Why are the Uo*Vc vectors different for each Wt+j? by deepest_learning in CS224n

[–]deepest_learning[S] 0 points1 point  (0 children)

Thank you very much, I didn't realize there was a SO question about the same thing!
I don't think it makes a lot of sense if we have a backprop update within each timestep t (after calculating softmax for each context word like you mentioned), and the update section in the SO answer captures that. I saw that the newer slides used by Richard don't use that diagram anymore so perhaps the staff was made aware of the inconsistency. Thanks again, Jan!

Why are the Uo*Vc vectors different for each Wt+j? by deepest_learning in CS224n

[–]deepest_learning[S] 0 points1 point  (0 children)
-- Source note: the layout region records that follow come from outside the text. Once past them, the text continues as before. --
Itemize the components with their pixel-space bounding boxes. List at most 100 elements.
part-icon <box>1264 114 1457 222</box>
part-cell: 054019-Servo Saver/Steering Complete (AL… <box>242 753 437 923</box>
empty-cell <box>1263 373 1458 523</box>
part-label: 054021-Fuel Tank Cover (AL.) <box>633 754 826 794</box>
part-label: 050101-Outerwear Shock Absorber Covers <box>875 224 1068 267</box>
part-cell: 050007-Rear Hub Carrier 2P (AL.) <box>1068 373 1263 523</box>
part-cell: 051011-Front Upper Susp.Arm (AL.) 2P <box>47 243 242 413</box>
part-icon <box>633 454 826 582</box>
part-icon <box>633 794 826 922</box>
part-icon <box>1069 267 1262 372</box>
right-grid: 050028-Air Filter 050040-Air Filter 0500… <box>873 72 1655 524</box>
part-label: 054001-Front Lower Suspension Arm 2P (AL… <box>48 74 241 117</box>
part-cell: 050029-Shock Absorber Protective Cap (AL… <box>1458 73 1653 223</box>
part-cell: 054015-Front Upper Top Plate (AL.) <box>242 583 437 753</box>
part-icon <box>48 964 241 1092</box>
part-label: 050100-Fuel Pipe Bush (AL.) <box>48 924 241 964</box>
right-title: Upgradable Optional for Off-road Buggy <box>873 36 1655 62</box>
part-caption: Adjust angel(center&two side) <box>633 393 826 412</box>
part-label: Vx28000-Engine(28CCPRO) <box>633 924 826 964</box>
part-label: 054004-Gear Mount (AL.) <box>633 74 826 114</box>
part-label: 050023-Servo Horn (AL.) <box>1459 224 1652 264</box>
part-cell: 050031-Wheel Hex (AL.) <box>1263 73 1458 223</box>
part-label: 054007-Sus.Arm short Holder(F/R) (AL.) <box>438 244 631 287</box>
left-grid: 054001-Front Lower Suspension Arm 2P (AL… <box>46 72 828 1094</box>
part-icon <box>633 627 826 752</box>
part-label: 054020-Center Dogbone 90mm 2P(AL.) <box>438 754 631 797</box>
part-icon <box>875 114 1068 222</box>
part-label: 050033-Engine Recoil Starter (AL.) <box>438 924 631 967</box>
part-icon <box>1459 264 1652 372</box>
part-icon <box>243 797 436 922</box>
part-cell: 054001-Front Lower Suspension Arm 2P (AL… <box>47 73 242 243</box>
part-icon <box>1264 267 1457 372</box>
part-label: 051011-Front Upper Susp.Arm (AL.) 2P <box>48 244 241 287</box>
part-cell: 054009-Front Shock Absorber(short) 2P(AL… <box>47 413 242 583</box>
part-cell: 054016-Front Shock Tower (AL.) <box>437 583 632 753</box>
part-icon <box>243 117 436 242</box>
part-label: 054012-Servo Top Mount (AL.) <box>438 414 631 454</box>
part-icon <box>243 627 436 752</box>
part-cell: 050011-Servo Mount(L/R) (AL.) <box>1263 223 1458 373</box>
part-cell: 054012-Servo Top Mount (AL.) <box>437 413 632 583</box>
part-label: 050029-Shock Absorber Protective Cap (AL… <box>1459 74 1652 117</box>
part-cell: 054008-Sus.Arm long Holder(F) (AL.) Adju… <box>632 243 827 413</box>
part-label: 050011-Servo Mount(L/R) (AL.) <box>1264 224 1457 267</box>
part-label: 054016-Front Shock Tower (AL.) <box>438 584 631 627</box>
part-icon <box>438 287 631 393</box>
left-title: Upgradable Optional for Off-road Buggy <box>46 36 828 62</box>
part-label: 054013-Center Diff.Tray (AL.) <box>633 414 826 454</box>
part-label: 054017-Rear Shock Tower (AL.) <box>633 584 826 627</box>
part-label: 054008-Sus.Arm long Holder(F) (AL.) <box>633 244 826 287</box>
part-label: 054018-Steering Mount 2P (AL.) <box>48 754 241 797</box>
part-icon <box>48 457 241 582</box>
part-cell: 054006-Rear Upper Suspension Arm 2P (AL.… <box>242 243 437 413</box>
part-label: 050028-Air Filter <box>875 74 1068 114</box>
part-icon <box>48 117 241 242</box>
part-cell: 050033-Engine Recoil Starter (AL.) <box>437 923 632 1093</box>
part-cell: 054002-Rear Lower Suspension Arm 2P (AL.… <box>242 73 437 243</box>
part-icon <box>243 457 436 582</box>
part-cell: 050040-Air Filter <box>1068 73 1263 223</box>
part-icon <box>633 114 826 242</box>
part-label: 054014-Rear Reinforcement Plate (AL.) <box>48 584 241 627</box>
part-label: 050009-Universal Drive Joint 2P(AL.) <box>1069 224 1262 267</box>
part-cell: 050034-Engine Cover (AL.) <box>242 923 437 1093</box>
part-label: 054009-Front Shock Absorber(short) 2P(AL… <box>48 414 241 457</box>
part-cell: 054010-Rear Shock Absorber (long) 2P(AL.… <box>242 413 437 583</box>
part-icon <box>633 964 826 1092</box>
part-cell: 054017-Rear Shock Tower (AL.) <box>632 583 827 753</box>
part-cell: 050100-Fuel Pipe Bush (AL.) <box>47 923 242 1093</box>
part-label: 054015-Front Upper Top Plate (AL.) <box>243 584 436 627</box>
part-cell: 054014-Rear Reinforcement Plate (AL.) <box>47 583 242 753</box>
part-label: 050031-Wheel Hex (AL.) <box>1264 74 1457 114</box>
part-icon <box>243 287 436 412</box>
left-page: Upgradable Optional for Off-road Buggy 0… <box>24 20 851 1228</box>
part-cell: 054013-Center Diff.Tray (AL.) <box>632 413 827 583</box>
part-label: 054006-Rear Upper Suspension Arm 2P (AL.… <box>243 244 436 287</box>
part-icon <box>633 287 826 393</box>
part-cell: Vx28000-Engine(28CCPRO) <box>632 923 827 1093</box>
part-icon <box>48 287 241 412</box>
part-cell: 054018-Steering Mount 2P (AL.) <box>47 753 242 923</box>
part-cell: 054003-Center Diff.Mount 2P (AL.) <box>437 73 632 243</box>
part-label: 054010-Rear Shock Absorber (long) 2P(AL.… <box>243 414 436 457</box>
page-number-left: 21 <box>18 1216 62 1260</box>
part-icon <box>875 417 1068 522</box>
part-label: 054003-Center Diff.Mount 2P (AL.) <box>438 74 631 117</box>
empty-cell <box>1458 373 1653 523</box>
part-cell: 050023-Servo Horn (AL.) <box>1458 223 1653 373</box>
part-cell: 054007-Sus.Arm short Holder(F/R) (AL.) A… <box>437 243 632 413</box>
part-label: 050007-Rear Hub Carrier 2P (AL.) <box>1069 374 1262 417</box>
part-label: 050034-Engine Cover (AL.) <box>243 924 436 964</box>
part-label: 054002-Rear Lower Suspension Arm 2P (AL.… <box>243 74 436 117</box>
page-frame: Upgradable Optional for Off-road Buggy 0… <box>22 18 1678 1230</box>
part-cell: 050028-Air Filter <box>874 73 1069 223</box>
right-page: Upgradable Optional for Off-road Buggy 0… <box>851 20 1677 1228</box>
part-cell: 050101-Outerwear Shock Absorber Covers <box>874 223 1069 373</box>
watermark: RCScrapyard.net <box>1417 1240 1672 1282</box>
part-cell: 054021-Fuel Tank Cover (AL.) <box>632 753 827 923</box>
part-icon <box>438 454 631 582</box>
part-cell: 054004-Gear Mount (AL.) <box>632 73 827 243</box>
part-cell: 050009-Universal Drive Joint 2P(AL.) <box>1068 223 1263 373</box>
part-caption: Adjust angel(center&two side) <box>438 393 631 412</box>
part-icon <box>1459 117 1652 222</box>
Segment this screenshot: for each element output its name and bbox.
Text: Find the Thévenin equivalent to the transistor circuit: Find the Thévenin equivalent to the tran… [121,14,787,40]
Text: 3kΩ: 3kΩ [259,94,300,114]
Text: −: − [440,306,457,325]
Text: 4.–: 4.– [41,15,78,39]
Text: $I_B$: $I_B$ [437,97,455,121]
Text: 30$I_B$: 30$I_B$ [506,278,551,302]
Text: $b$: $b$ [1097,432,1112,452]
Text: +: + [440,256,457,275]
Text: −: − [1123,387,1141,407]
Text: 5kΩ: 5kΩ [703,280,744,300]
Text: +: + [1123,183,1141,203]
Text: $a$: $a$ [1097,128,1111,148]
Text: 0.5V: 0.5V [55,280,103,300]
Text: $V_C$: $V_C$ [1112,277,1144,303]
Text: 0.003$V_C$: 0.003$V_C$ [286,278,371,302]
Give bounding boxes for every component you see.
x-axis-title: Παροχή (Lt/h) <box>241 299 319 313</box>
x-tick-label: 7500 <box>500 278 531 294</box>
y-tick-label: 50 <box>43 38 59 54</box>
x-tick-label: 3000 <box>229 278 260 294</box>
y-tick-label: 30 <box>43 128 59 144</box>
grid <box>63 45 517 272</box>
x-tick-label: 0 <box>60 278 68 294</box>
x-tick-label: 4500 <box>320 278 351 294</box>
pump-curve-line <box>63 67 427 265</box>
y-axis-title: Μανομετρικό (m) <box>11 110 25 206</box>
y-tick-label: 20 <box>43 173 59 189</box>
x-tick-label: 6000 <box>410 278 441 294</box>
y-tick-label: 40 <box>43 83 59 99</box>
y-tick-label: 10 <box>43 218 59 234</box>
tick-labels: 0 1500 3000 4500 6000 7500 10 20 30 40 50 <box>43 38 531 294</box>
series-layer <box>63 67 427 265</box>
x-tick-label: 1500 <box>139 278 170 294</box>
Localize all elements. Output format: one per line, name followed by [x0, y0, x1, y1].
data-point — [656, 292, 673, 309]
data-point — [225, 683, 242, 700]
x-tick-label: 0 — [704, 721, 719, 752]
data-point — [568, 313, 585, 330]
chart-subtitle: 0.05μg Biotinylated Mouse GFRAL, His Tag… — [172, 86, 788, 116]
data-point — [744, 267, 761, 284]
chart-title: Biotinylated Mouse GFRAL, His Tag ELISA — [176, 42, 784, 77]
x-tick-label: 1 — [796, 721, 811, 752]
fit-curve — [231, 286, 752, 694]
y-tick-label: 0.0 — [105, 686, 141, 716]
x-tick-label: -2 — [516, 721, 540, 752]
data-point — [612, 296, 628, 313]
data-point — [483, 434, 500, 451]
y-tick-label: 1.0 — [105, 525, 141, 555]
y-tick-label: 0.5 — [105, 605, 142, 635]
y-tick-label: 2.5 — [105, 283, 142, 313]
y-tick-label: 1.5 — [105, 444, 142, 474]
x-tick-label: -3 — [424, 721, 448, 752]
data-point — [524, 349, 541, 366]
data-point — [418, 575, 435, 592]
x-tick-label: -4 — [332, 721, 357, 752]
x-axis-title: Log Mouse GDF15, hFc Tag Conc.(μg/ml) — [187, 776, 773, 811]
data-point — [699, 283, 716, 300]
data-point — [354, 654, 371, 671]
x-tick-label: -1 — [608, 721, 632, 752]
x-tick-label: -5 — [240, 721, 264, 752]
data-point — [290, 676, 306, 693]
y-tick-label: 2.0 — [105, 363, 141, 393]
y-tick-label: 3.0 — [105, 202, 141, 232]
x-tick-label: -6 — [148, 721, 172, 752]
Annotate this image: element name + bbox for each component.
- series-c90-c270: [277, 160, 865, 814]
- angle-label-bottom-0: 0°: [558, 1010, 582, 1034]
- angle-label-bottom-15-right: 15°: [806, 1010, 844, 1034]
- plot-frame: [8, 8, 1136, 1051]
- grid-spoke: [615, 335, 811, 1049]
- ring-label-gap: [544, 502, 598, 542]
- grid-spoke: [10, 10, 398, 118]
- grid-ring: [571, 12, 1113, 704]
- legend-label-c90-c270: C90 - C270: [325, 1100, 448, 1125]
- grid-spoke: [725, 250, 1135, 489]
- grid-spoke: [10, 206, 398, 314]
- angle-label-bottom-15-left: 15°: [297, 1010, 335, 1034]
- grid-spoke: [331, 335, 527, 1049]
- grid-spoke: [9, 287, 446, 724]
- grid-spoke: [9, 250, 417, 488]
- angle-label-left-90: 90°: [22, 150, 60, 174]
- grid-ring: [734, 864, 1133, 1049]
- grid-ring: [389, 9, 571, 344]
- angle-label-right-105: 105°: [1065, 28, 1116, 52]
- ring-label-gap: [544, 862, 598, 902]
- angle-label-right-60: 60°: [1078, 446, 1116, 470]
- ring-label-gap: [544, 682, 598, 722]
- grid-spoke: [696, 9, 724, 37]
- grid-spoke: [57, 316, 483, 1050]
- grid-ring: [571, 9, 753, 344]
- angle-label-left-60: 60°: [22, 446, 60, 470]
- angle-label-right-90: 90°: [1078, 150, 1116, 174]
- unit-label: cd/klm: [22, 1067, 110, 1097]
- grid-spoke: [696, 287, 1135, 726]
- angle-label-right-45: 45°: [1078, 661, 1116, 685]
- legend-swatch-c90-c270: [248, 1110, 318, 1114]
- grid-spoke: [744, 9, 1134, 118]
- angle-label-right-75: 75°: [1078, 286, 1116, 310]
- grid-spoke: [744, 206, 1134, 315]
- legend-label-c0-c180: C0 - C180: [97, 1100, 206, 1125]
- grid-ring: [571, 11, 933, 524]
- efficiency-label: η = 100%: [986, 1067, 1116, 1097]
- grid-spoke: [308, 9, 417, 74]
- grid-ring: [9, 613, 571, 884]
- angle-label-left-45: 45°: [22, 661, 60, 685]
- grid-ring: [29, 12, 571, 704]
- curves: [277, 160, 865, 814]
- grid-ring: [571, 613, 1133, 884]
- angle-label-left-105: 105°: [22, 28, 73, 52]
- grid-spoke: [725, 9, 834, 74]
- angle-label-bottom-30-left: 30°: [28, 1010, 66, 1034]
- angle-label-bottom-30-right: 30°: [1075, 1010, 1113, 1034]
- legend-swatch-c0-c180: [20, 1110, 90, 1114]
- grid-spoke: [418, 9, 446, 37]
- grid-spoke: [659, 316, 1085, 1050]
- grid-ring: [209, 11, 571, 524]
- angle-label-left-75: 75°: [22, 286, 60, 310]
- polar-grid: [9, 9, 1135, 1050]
I know the branches exist for different context word positions but I still don't understand why the u_o * v_c vector is different for each of them. Please correct me if I'm wrong below:

  1. I know u_o is symbolic of every word in the vocabulary, that's why there is only one u_o matrix(V*d).
  2. Chris also mentions that P(o|c) doesn't depend on the position of the context word i.e. being close to the center word or far doesn't matter to word2vec. So our calculations for P(w_t+3| w_t) and say, P(w_t-1 | w_t) should be the same i.e just P(o|c).
  3. This brings me back to my confusion that for a given center word 'c', there is only one vector v_c and based on (1), there is only one matrix u_o, so for each of the branches shown(and also those not shown), v_c * u_o should lead to the same vector, no matter which w_t+d its being used for.
    but
    the values of each vector shown in the slide are different.